Beim großen Kita-Streik 2015 stürmten erboste Eltern gar die Ratssitzung im Mainzer Rathaus. – Foto: gik

Die Dienstleistungsgewerkschaft Ver.di hat zum Warnstreik aufgerufen, um den Druck auf die Arbeitgeberseite in den laufenden Tarifstreiks zu erhöhen. Die hätten auch in der zweiten Tarifrunde noch nicht einmal ein Angebot vorgelegt, kritisiert die Gewerkschaft. Ver.di fordert eine Gehaltserhöhung von 6,0 Prozent, mindestens aber 200 Euro, auch damit der öffentliche Dienst als Arbeitgeber attraktiv bleibt. In den vergangenen Jahren sei die Lohnentwicklung im Öffentlichen Dienst hinter der bei Privatunternehmen zurück geblieben, hier gebe es Nachholbedarf. Und durch die derzeit sprudelnden Steuereinnahmen sei Geld dafür durchaus vorhanden – die Beschäftigten sollten daran teilhaben.

Ver.di habe alle Arbeitnehmer, Auszubildende und Praktikanten bei der Stadtverwaltung Mainz zu einem ganztägigen Warnstreik am 22. März 2018 aufgerufen, teilte die Stadt mit. Einzelheiten, welche Bereiche tangiert sein werden, seien der Stadtverwaltung als Arbeitgeber vorab nicht bekannt. Man wisse aber bereits, dass von den insgesamt 53 städtischen Kitas sind 33 streikbedingt am Donnerstag, geschlossen sein werden. Zwei städtische Kitas  haben an diesem Tag „Teamtage“ und seien daher geplant geschlossen. Diese Schließtage sei, wie in diesen Fällen üblich, mit dem Elternausschuss der Kitas abgestimmt worden und allen Eltern dieser zwei Kitas seit Ende 2017 bekannt.
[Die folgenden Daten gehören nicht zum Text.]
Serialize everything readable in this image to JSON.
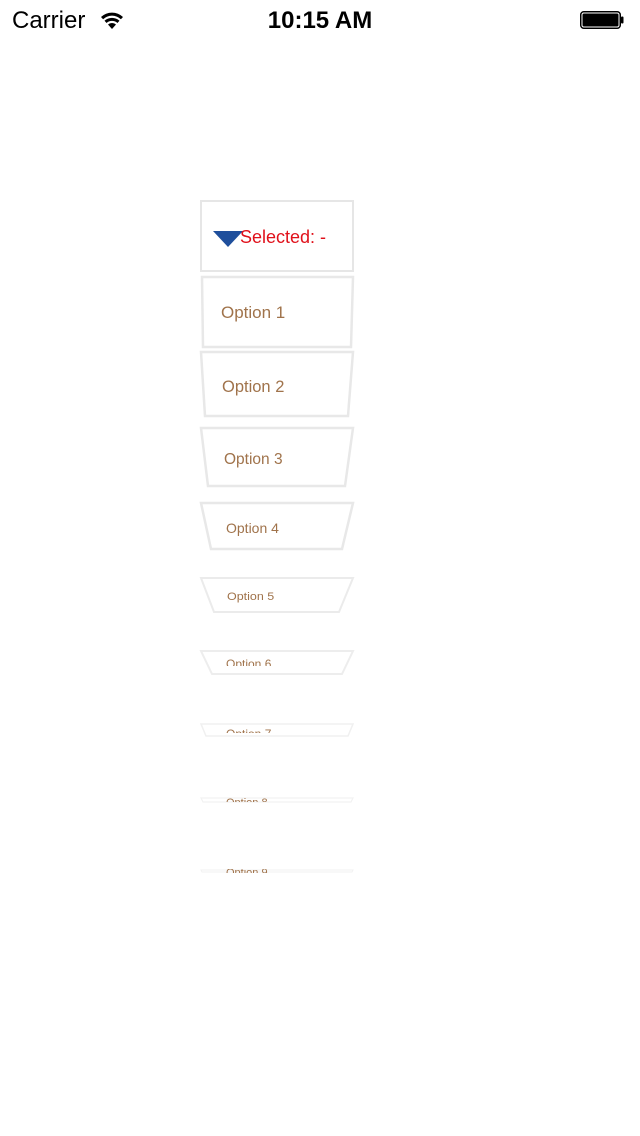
{
  "status_bar": {
    "carrier": "Carrier",
    "time": "10:15 AM",
    "icons": [
      "wifi-icon",
      "battery-icon"
    ]
  },
  "dropdown": {
    "selected_label": "Selected: -",
    "arrow_icon": "triangle-down-icon",
    "arrow_color": "#1f4f9c",
    "label_color": "#e0101a",
    "option_text_color": "#a0734b",
    "options": [
      "Option 1",
      "Option 2",
      "Option 3",
      "Option 4",
      "Option 5",
      "Option 6",
      "Option 7",
      "Option 8",
      "Option 9"
    ]
  }
}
18 städtische Kitas sollen am Donnerstag geöffnet bleiben, teilweise jedoch nur eingeschränkt. Von diesen 18 Kitas haben neun regulär – teilweise unterstützt von nicht-streikendem Personal aus anderen Kitas – geöffnet. Die anderen neun Kitas müssen streikbedingt ihre Öffnungszeiten einschränken, bieten aber in dieser Zeit die übliche Betreuung für alle Plätze an. Alle Eltern der vom Streik tangierten städtischen Kitas wurden per Elternbrief darüber informiert, in welcher Weise ihre Kita vom Streik betroffen sei, betonte die Stadt. Die Leitungen der Kindertagesstätten vermittelten Kontakte unter den betroffenen Eltern, damit diese sich bei der Betreuung gegenseitig helfen könnten.
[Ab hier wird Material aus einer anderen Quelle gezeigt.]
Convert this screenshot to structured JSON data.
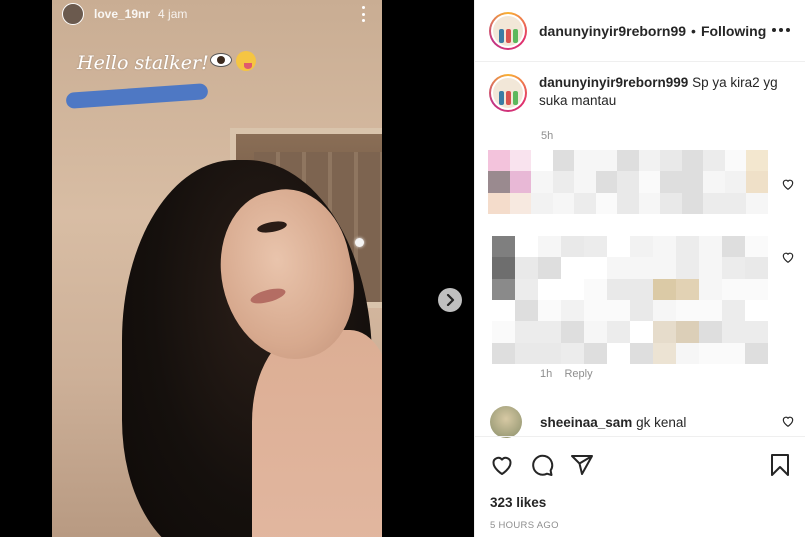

Beim Warnstreik 2014 blieben Bushaltestellen verwaist. Foto: S.Babst

Auch müssen die Mainzer davon ausgehen, dass es Ausfälle bei der Müllabfuhr und der Straßenreinigung geben kann. Es würden wohl auch Mitarbeiter des Entsorgungsbetriebes am Warnstreik teilnehmen, es sei daher mit Verzögerungen oder der Verschiebung des Abfuhrtages zu rechnen, hieß es bei der Stadt. Ob und inwieweit es zu weiteren Einschränkungen von Dienstleistungen für die Bürger – beispielsweise bei der Straßenreinigung – komme, sei bisher nicht abzusehen. Es müsse jedoch davon ausgegangen werden, dass es in städtischen Ämtern und bei Dienstleistungen der Stadt allgemein zu Ausfällen komme.
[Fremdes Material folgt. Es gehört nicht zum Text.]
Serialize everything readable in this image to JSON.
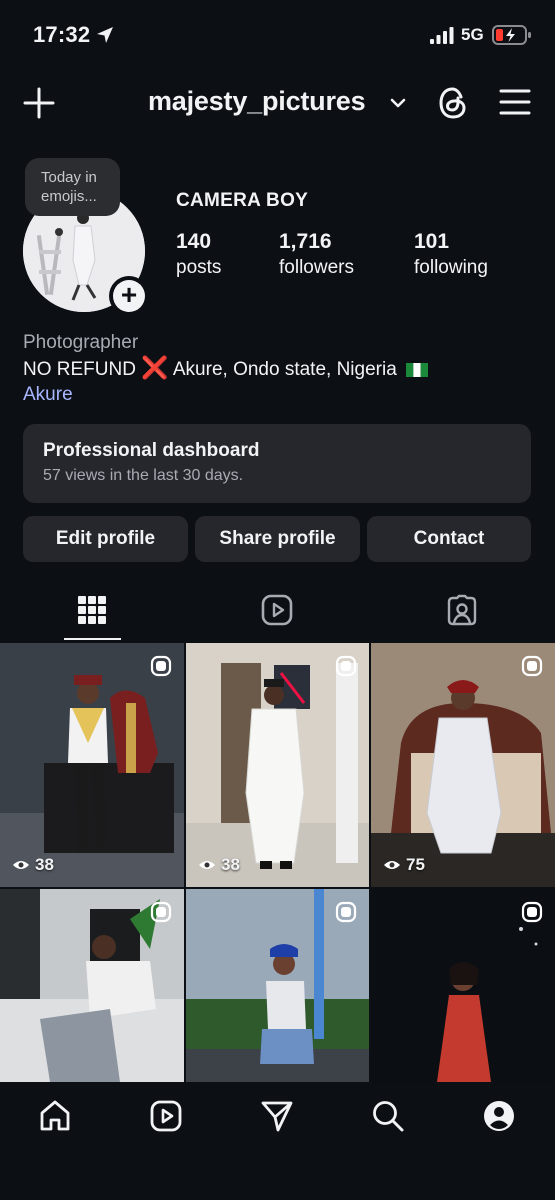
{
  "status_bar": {
    "time": "17:32",
    "network": "5G"
  },
  "header": {
    "username": "majesty_pictures"
  },
  "profile": {
    "note": "Today in emojis...",
    "display_name": "CAMERA BOY",
    "stats": [
      {
        "value": "140",
        "label": "posts"
      },
      {
        "value": "1,716",
        "label": "followers"
      },
      {
        "value": "101",
        "label": "following"
      }
    ],
    "category": "Photographer",
    "bio_prefix": "NO REFUND",
    "bio_emoji": "❌",
    "bio_location": "Akure, Ondo state, Nigeria",
    "bio_link": "Akure"
  },
  "dashboard": {
    "title": "Professional dashboard",
    "subtitle": "57 views in the last 30 days."
  },
  "buttons": {
    "edit": "Edit profile",
    "share": "Share profile",
    "contact": "Contact"
  },
  "tabs": [
    "grid-icon",
    "reels-icon",
    "tagged-icon"
  ],
  "posts": [
    {
      "views": "38"
    },
    {
      "views": "38"
    },
    {
      "views": "75"
    },
    {
      "views": ""
    },
    {
      "views": ""
    },
    {
      "views": ""
    }
  ],
  "bottom_nav": [
    "home-icon",
    "reels-icon",
    "messages-icon",
    "search-icon",
    "profile-icon"
  ],
  "colors": {
    "background": "#0c1015",
    "card": "#25272c",
    "link": "#a8b5ff",
    "text": "#f2f3f5"
  }
}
„Es zeichnet sich landesweit eine hohe Beteiligung ab“, sagte Klaus-Peter Hammer, Vorsitzender der Gewerkschaft Erziehung und Wissenschaft Rheinland-Pfalz, die ebenfalls zu den Warnstreiks aufgerufen hat. Die kommunalen Arbeitgeber hätten auch in der 2. Verhandlungsrunde der laufenden Tarifverhandlungen kein Angebot vorgelegt, kritisierte Hammer, das sei „eine Provokation.“

Die Steuereinnahmen von Bund und Kommunen sprudelten durch die hervorragende Wirtschaftsentwicklung schon seit Jahren und sollten Prognosen zufolge kontinuierlich weiter um etwa vier Prozent im Jahr steigen. „Eine angemessene Beteiligung der Arbeitnehmer an der positiven Haushaltsentwicklung ist überfällig“, betonte Hammer. Die Gehälter der Beschäftigten im Öffentlichen Dienst müssten wachsen, wenn Bund und Kommunen als Arbeitgeber attraktiv bleiben wollten. Die Hauptkundgebung der GEW findet am Donnerstag in Kirchheim-Bolanden gegen 12.00 Uhr auf dem Römerplatz statt.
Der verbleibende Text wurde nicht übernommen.